Polymer modification technique is a potent modification technique which was developed since 1970s, in which PEGylation is a typical technique. This technique is to chemically conjugate PEG to a pharmaceutical protein, in order to modify the surface of the protein. Upon PEG modification, molecular weight of proteins is increased and clearance rate in kidney is decreased. In addition, a conjugated PEG chain results in steric hindrance on the modified protein molecule, leading to reduction of protein hydrolysis by proteases in blood. Thus, it efficiently prolongs the residence of proteins in circulation, and leads to prolongation of plasma half life and systemic drug exposure, resulting in improved efficacy.
At present, PEGylation has progressed into its second generation, site specific PEGylation. Site specific PEGylation can be used to specifically modify certain amino acids in proteins, and thereby prevent random modification. As such, the structure of active center in proteins is less influenced and certain antigenic sites are selectively intervened, resulting in reducing disadvantages such as reduced biological activity and increased heterogeneity due to non-site-specific PEGylation.

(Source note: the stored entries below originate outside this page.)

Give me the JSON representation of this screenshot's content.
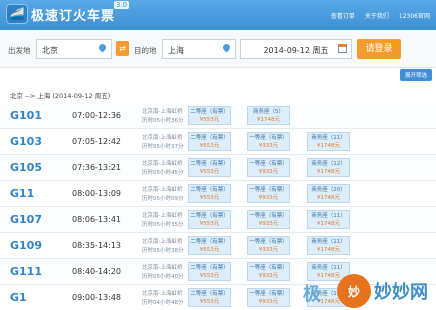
{
  "header": {
    "logo_text": "极速订火车票",
    "version": "3.0",
    "links": [
      "查看订单",
      "关于我们",
      "12306官网"
    ]
  },
  "search": {
    "from_label": "出发地",
    "from_value": "北京",
    "to_label": "目的地",
    "to_value": "上海",
    "date_value": "2014-09-12 周五",
    "login_label": "请登录",
    "swap_glyph": "⇄"
  },
  "filter_toggle": "展开筛选",
  "route_summary": "北京 --> 上海 (2014-09-12 周五)",
  "trains": [
    {
      "no": "G101",
      "time": "07:00-12:36",
      "st_a": "北京南-上海虹桥",
      "st_b": "历时05小时36分",
      "seats": [
        {
          "name": "二等座（有票）",
          "price": "¥553元"
        },
        {
          "name": "商务座（5）",
          "price": "¥1748元"
        },
        {
          "name": "",
          "price": ""
        }
      ]
    },
    {
      "no": "G103",
      "time": "07:05-12:42",
      "st_a": "北京南-上海虹桥",
      "st_b": "历时05小时37分",
      "seats": [
        {
          "name": "二等座（有票）",
          "price": "¥553元"
        },
        {
          "name": "一等座（有票）",
          "price": "¥933元"
        },
        {
          "name": "商务座（11）",
          "price": "¥1748元"
        }
      ]
    },
    {
      "no": "G105",
      "time": "07:36-13:21",
      "st_a": "北京南-上海虹桥",
      "st_b": "历时05小时45分",
      "seats": [
        {
          "name": "二等座（有票）",
          "price": "¥553元"
        },
        {
          "name": "一等座（有票）",
          "price": "¥933元"
        },
        {
          "name": "商务座（12）",
          "price": "¥1748元"
        }
      ]
    },
    {
      "no": "G11",
      "time": "08:00-13:09",
      "st_a": "北京南-上海虹桥",
      "st_b": "历时05小时09分",
      "seats": [
        {
          "name": "二等座（有票）",
          "price": "¥553元"
        },
        {
          "name": "一等座（有票）",
          "price": "¥933元"
        },
        {
          "name": "商务座（20）",
          "price": "¥1748元"
        }
      ]
    },
    {
      "no": "G107",
      "time": "08:06-13:41",
      "st_a": "北京南-上海虹桥",
      "st_b": "历时05小时35分",
      "seats": [
        {
          "name": "二等座（有票）",
          "price": "¥553元"
        },
        {
          "name": "一等座（有票）",
          "price": "¥933元"
        },
        {
          "name": "商务座（11）",
          "price": "¥1748元"
        }
      ]
    },
    {
      "no": "G109",
      "time": "08:35-14:13",
      "st_a": "北京南-上海虹桥",
      "st_b": "历时05小时38分",
      "seats": [
        {
          "name": "二等座（有票）",
          "price": "¥553元"
        },
        {
          "name": "一等座（有票）",
          "price": "¥933元"
        },
        {
          "name": "商务座（11）",
          "price": "¥1748元"
        }
      ]
    },
    {
      "no": "G111",
      "time": "08:40-14:20",
      "st_a": "北京南-上海虹桥",
      "st_b": "历时05小时40分",
      "seats": [
        {
          "name": "二等座（有票）",
          "price": "¥553元"
        },
        {
          "name": "一等座（有票）",
          "price": "¥933元"
        },
        {
          "name": "商务座（11）",
          "price": "¥1748元"
        }
      ]
    },
    {
      "no": "G1",
      "time": "09:00-13:48",
      "st_a": "北京南-上海虹桥",
      "st_b": "历时04小时48分",
      "seats": [
        {
          "name": "二等座（有票）",
          "price": "¥553元"
        },
        {
          "name": "一等座（有票）",
          "price": "¥933元"
        },
        {
          "name": "商务座（11）",
          "price": "¥1748元"
        }
      ]
    }
  ],
  "watermark": {
    "side": "极",
    "circle": "妙",
    "text": "妙妙网"
  }
}
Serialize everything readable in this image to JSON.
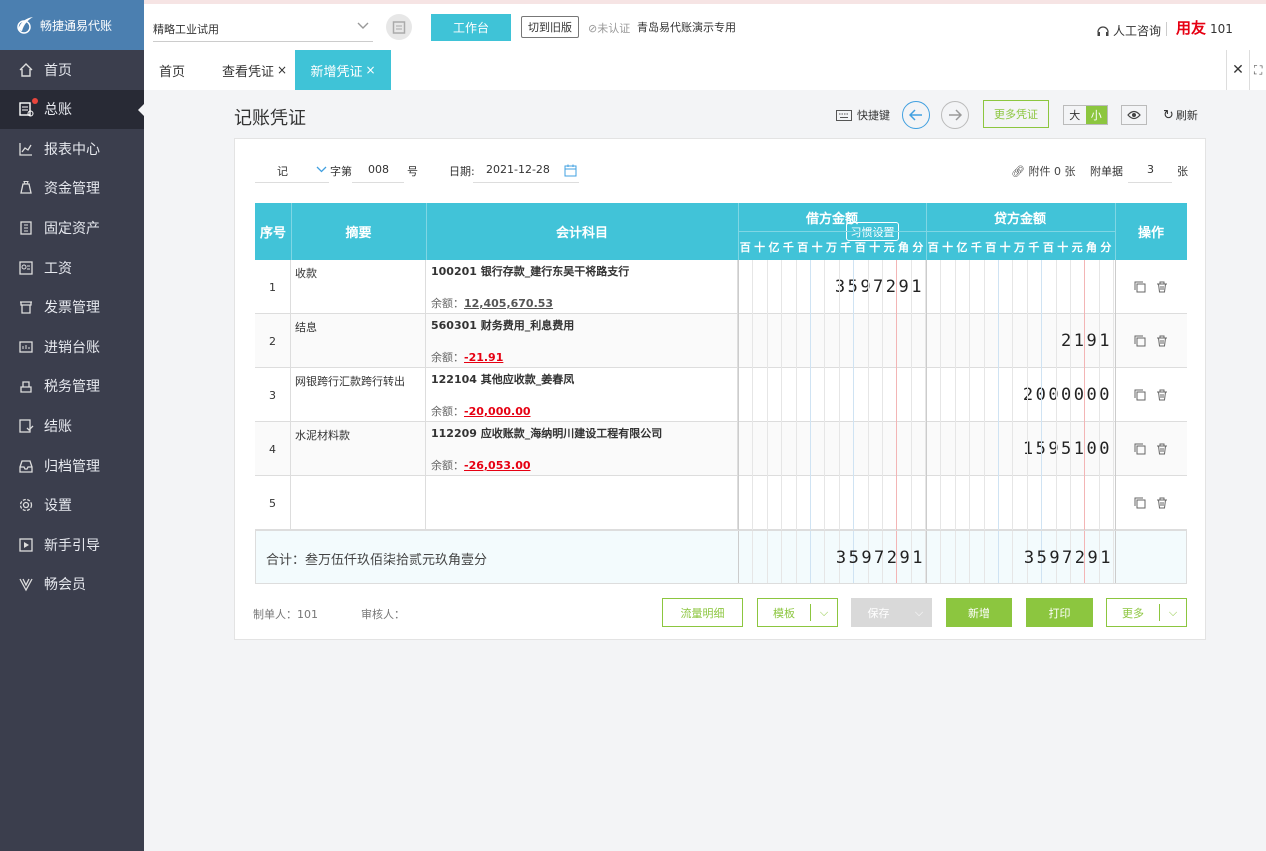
{
  "app": {
    "logo_text": "畅捷通易代账",
    "company": "精略工业试用",
    "workbench": "工作台",
    "switch_old": "切到旧版",
    "cert_status": "未认证",
    "demo_account": "青岛易代账演示专用",
    "consult": "人工咨询",
    "brand": "用友",
    "user": "101"
  },
  "sidebar": {
    "items": [
      {
        "label": "首页",
        "icon": "home-icon"
      },
      {
        "label": "总账",
        "icon": "ledger-icon"
      },
      {
        "label": "报表中心",
        "icon": "chart-icon"
      },
      {
        "label": "资金管理",
        "icon": "money-bag-icon"
      },
      {
        "label": "固定资产",
        "icon": "building-icon"
      },
      {
        "label": "工资",
        "icon": "salary-icon"
      },
      {
        "label": "发票管理",
        "icon": "invoice-icon"
      },
      {
        "label": "进销台账",
        "icon": "inventory-icon"
      },
      {
        "label": "税务管理",
        "icon": "tax-icon"
      },
      {
        "label": "结账",
        "icon": "checkout-icon"
      },
      {
        "label": "归档管理",
        "icon": "archive-icon"
      },
      {
        "label": "设置",
        "icon": "gear-icon"
      },
      {
        "label": "新手引导",
        "icon": "guide-icon"
      },
      {
        "label": "畅会员",
        "icon": "vip-icon"
      }
    ]
  },
  "tabs": [
    {
      "label": "首页"
    },
    {
      "label": "查看凭证"
    },
    {
      "label": "新增凭证"
    }
  ],
  "page": {
    "title": "记账凭证",
    "shortcut": "快捷键",
    "more_voucher": "更多凭证",
    "size_large": "大",
    "size_small": "小",
    "refresh": "刷新"
  },
  "voucher": {
    "type": "记",
    "word_label": "字第",
    "number": "008",
    "number_suffix": "号",
    "date_label": "日期:",
    "date": "2021-12-28",
    "attachment": "附件 0 张",
    "doc_label": "附单据",
    "doc_count": "3",
    "doc_suffix": "张"
  },
  "table": {
    "headers": {
      "seq": "序号",
      "summary": "摘要",
      "account": "会计科目",
      "habit": "习惯设置",
      "debit": "借方金额",
      "credit": "贷方金额",
      "ops": "操作"
    },
    "digit_units": [
      "百",
      "十",
      "亿",
      "千",
      "百",
      "十",
      "万",
      "千",
      "百",
      "十",
      "元",
      "角",
      "分"
    ],
    "balance_label": "余额：",
    "rows": [
      {
        "no": "1",
        "summary": "收款",
        "account": "100201 银行存款_建行东吴干将路支行",
        "balance": "12,405,670.53",
        "negative": false,
        "debit": "3597291",
        "credit": ""
      },
      {
        "no": "2",
        "summary": "结息",
        "account": "560301 财务费用_利息费用",
        "balance": "-21.91",
        "negative": true,
        "debit": "",
        "credit": "2191"
      },
      {
        "no": "3",
        "summary": "网银跨行汇款跨行转出",
        "account": "122104 其他应收款_姜春凤",
        "balance": "-20,000.00",
        "negative": true,
        "debit": "",
        "credit": "2000000"
      },
      {
        "no": "4",
        "summary": "水泥材料款",
        "account": "112209 应收账款_海纳明川建设工程有限公司",
        "balance": "-26,053.00",
        "negative": true,
        "debit": "",
        "credit": "1595100"
      },
      {
        "no": "5",
        "summary": "",
        "account": "",
        "balance": "",
        "negative": false,
        "debit": "",
        "credit": ""
      }
    ],
    "total": {
      "label": "合计：叁万伍仟玖佰柒拾贰元玖角壹分",
      "debit": "3597291",
      "credit": "3597291"
    }
  },
  "footer": {
    "maker": "制单人：101",
    "reviewer": "审核人：",
    "flow": "流量明细",
    "template": "模板",
    "save": "保存",
    "add": "新增",
    "print": "打印",
    "more": "更多"
  },
  "colors": {
    "accent": "#3fc3d7",
    "green": "#8cc63f",
    "sidebar": "#3b3e4d",
    "negative": "#e60012"
  }
}
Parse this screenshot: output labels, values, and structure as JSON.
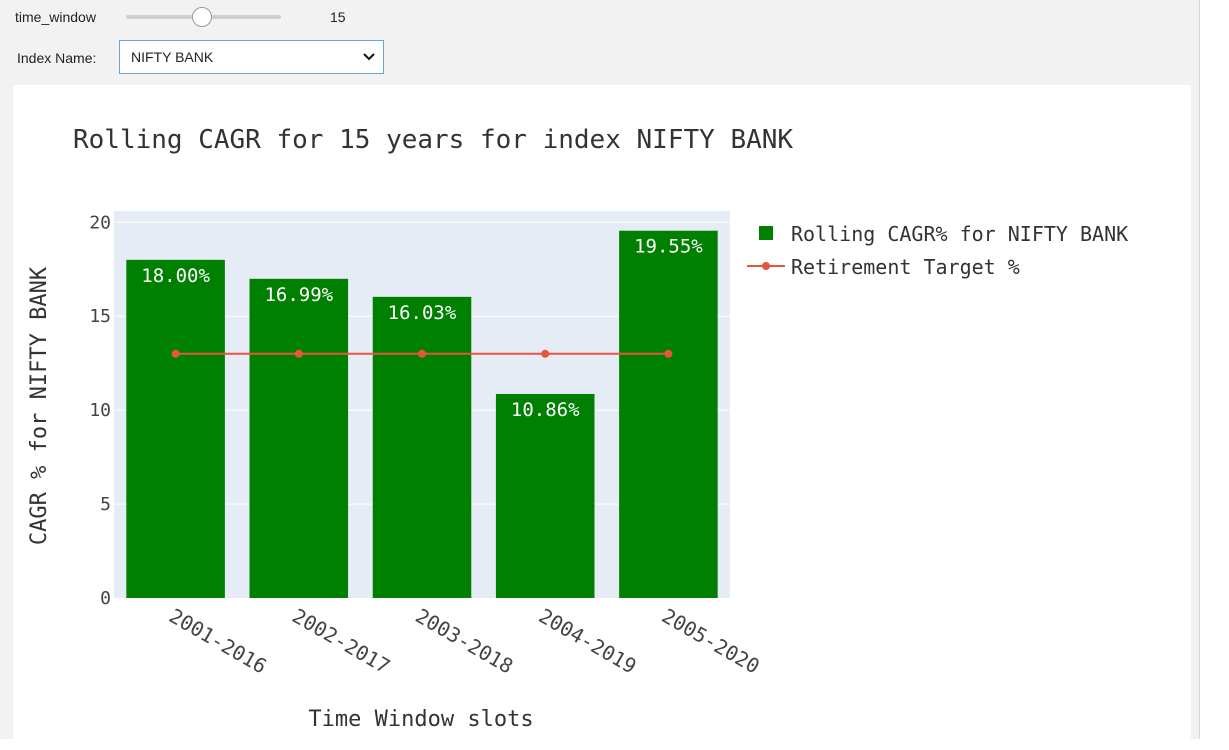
{
  "controls": {
    "slider": {
      "label": "time_window",
      "value": "15",
      "min": 1,
      "max": 20
    },
    "select": {
      "label": "Index Name:",
      "value": "NIFTY BANK"
    }
  },
  "chart_data": {
    "type": "bar",
    "title": "Rolling CAGR for 15 years for index NIFTY BANK",
    "xlabel": "Time Window slots",
    "ylabel": "CAGR % for NIFTY BANK",
    "categories": [
      "2001-2016",
      "2002-2017",
      "2003-2018",
      "2004-2019",
      "2005-2020"
    ],
    "ylim": [
      0,
      20.6
    ],
    "yticks": [
      0,
      5,
      10,
      15,
      20
    ],
    "grid": true,
    "legend_position": "top-right",
    "series": [
      {
        "name": "Rolling CAGR% for NIFTY BANK",
        "type": "bar",
        "values": [
          18.0,
          16.99,
          16.03,
          10.86,
          19.55
        ],
        "labels": [
          "18.00%",
          "16.99%",
          "16.03%",
          "10.86%",
          "19.55%"
        ],
        "color": "#008000"
      },
      {
        "name": "Retirement Target %",
        "type": "line",
        "values": [
          13,
          13,
          13,
          13,
          13
        ],
        "color": "#e8553d"
      }
    ],
    "plot_background": "#e5ecf6"
  }
}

Scientists have carried out some studies on polymer modification of Exendin-4. Young and Prickett (CN1372570A) proved that Exendin-4 is mainly metabolized by renal clearance. Thus they modified Exendin-4 using PEG with a molecular weight ranging from 500 to 20,000 Dalton (Da). Wenchao Bao, Hongjing Xu, Gang Yu, Yajun Zuo (CN101125207A) performed amino modification in Exendin-4 using PEG with a molecular weight ranging from 20 kDa to 50 kDa.
However, there are disadvantages in existing Exendin-4 or variants thereof and various modified forms, including high administration frequency, which brings to patients heavy physical, psychological and economical burden. Thus compliance of patients is limited, and these drugs cannot be widely used. Accordingly, there still need new Exendin-4 variants and the variants modified by polymer.